Beurteilung der Zellapoptose
Apoptotischer Zelltod wurde mit demzuvor beschriebenen Apoptose-Detektionskit FITC-Annexin V bewertet. U87- und U251-Gliomzellen wurden mit 20 nM Cisplatin in Anwesenheit oder Abwesenheit von 20 μM CaA für 24 Stunden vor der Färbung behandelt. Für Experimente mit Ferroptose-Hemmung wurden die Zellen mit 50 nM Lip1 für 2 Stunden vorbehandelt, gefolgt von einer Kotherapie mit 20 μM CaA und 20 nM Cisplatin für weitere 24 Stunden. Nach den angegebenen Behandlungen wurden die Zellen entnommen (300 × g, 5 min) und gemäß den Anweisungen des Herstellers mit Annexin V-FITC und PI gefärbt. Nach der Kennzeichnung wurden die Proben mit einem Durchflusszytometer untersucht.

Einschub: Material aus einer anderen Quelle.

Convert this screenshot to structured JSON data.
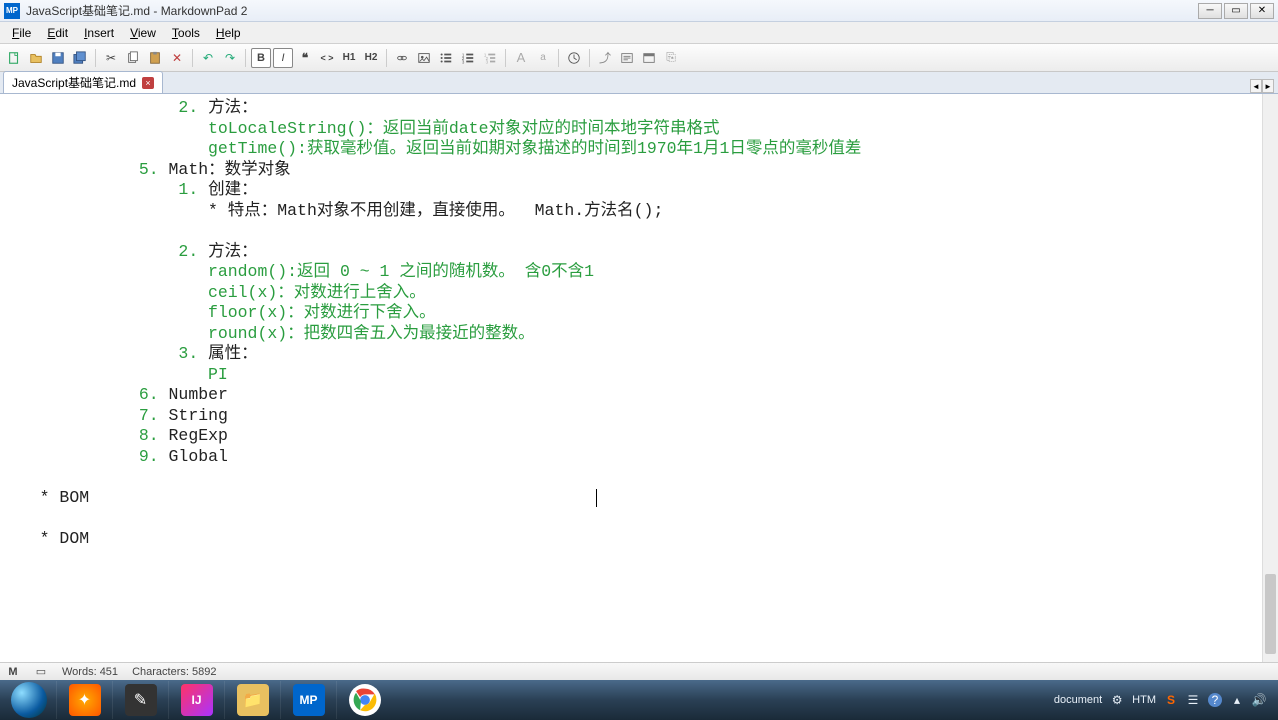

Die Datenerfassung erfolgte über FL1 (FITC) und FL2 (PI) Kanäle, wobei Kompensationseinstellungen zur Minimierung spektraler Überlappungen angewendet wurden. Der Anteil der Annexin-V-positiven Zellen wurde anschließend berechnet, um den Ausmaß der Apoptose zu bestimmen.

Western-Blot-Analyse
Das Western-Blotting erfolgte gemäß den festgelegtenVerfahren 19,20. Kurzzeitig wurden nach den angezeigten Behandlungen die Zellen in einem RIPA-Puffer mit Protease- und Phosphataseinhibitoren lysiert, und die Proteinwerte wurden mittels des Bradford-Tests bestimmt. Für Experimente zur Bewertung der Nrf2-subzellulären Verteilung wurden Kern- und zytoplasmatische Proteine mit einem kommerziellen nuklearen Extraktionskit gemäß den Anweisungen des Herstellers extrahiert.

Insgesamt wurden 40 μg Protein aus jeder Probe auf einem 10%igen SDS-PAGE-Gel aufgelöst und anschließend auf PVDF-Membranen übertragen. Die Membranen wurden mit 5 % fettfreier Milch blockiert, die in PBST (PBS mit 0,1 % Tween-20) für 1 Stunde bei Zimmertemperatur zubereitet wurde, gefolgt von einer nächtlichen Inkubation mit primären Antikörpern bei 4 °C. Nach dem Waschen wurden HRP-konjugierte sekundäre Antikörper (1:5.000) für 1 Stunde bei 37 °C aufgetragen, und die Signale wurden mit einem verbesserten Chemilumineszenzsystem (ECL) detektiert.

Die Expressionswerte von xCT, Glutaminase, GPX4 und FTH1 wurden gemessen, wobei Glyceraldehyd-3-phosphat-Dehydrogenase (GAPDH) als Belastungskontrolle diente. Phosphorylierte Proteine (p-PI3K, p-Akt, p-MTOR und p-EIF4B) wurden relativ zu ihren jeweiligen Gesamtproteinwerten quantifiziert, während die Gesamtproteine gegen GAPDH normalisiert wurden. Nukleares Nrf2 wurde auf Lamin B normalisiert. Erwartete Ergebnisse umfassen eine dosis- und zeitabhängige Reduktion von Nrf2 und p-PI3K/Akt/mTOR/EIF4B sowie eine Downregulation der ferroptosebezogenen Marker in CaA-behandelten Zellen.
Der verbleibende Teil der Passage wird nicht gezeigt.